By Dave Andrusko
On September 12, the U.S. 5th Circuit Court of Appeals will hear arguments from the state of Texas and the Center for Reproductive Rights which is representing a coalition of abortion providers over whether Texas will be allowed to enforce a key provision of House Bill 2, the omnibus 2013 pro-life bill.
Last Friday, in a 21-page decision, U.S. District Judge Lee Yeakel wrote that the requirement that abortion clinics meet the same building standards as ambulatory surgical centers “burdens Texas women in a way incompatible with the principles of personal freedom and privacy protected by the United States Constitution for the 40 years since Roe v. Wade.” The requirement had been scheduled to take effect last Monday.
Sunday evening Texas Attorney General Greg Abbott filed an emergency motion to the 5th circuit to allow enforcement, but it was rejected.
As reported by NRL News Today Yeakel also partly rolled back a rule that a three-judge panel of the 5th district had already allowed to go into effect—the requirement that abortionists have admitting privileges at a hospital within 30 miles of the abortion clinic. He concluded this requirement should not apply to Whole Woman’s Health in McAllen and Reproductive Services in El Paso.

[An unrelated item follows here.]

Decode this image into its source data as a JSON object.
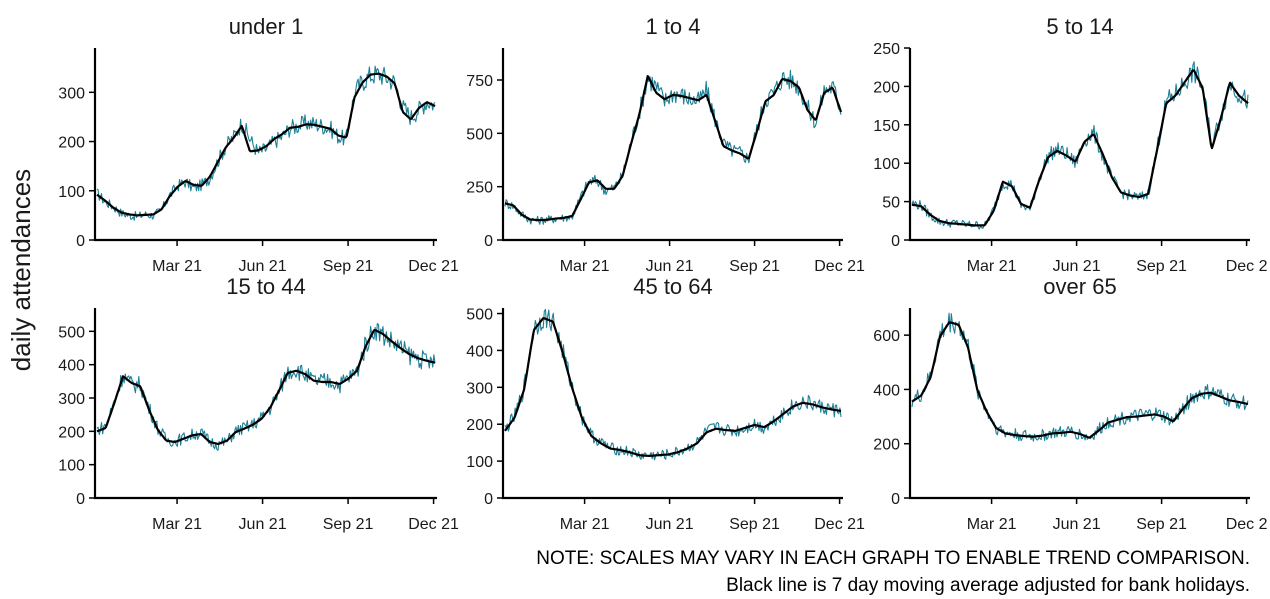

Yeakel had already once struck down that admitting privileges requirement only to be reversed by the appeals court panel comprised of Judges Edith Jones, Catharina Haynes, and Jennifer Walker Elrod which held the requirement was constitutional “on its face.” Undeterred, Yeakel revisited the admitting privileges challenge “as applied” in his decision.
He wrote, “The court concludes that the act’s ambulatory-surgical-center requirement, combined with the already-in-effect admitting-privileges requirement, creates a brutally effective system of regulation that reduces access to abortion clinics.” Together, he concluded, these provisions “place an unconstitutional undue burden on women throughout Texas and must be enjoined.”
Pro-abortionist have contested other provisions of HB 2, including (as noted above) the requirement that abortionists secure admitting privileges in a hospital within 30 miles of the abortion clinic when there are complications. In their 34-page opinion, Jones, Haynes, and Elrod carefully outlined why the provision is not an “undue burden” on the right to abortion.
HB 2 also requires that the abortionist be in the same room as the woman receiving the chemical abortifacients (which is not the case with so-called ‘web-cam” abortions) and that abortionists follow the protocol approved by the FDA for the use of the two-drug “RU-486” abortion technique. The appeals panel upheld that provision as well.
Significantly, opponents did not challenge the Pain-Capable Unborn Child Protection Act, which is part of HB 2. This provision prohibits killing unborn children who have reached the developmental milestone of being able to feel pain, which substantial medical evidence places at 20 weeks, if not earlier.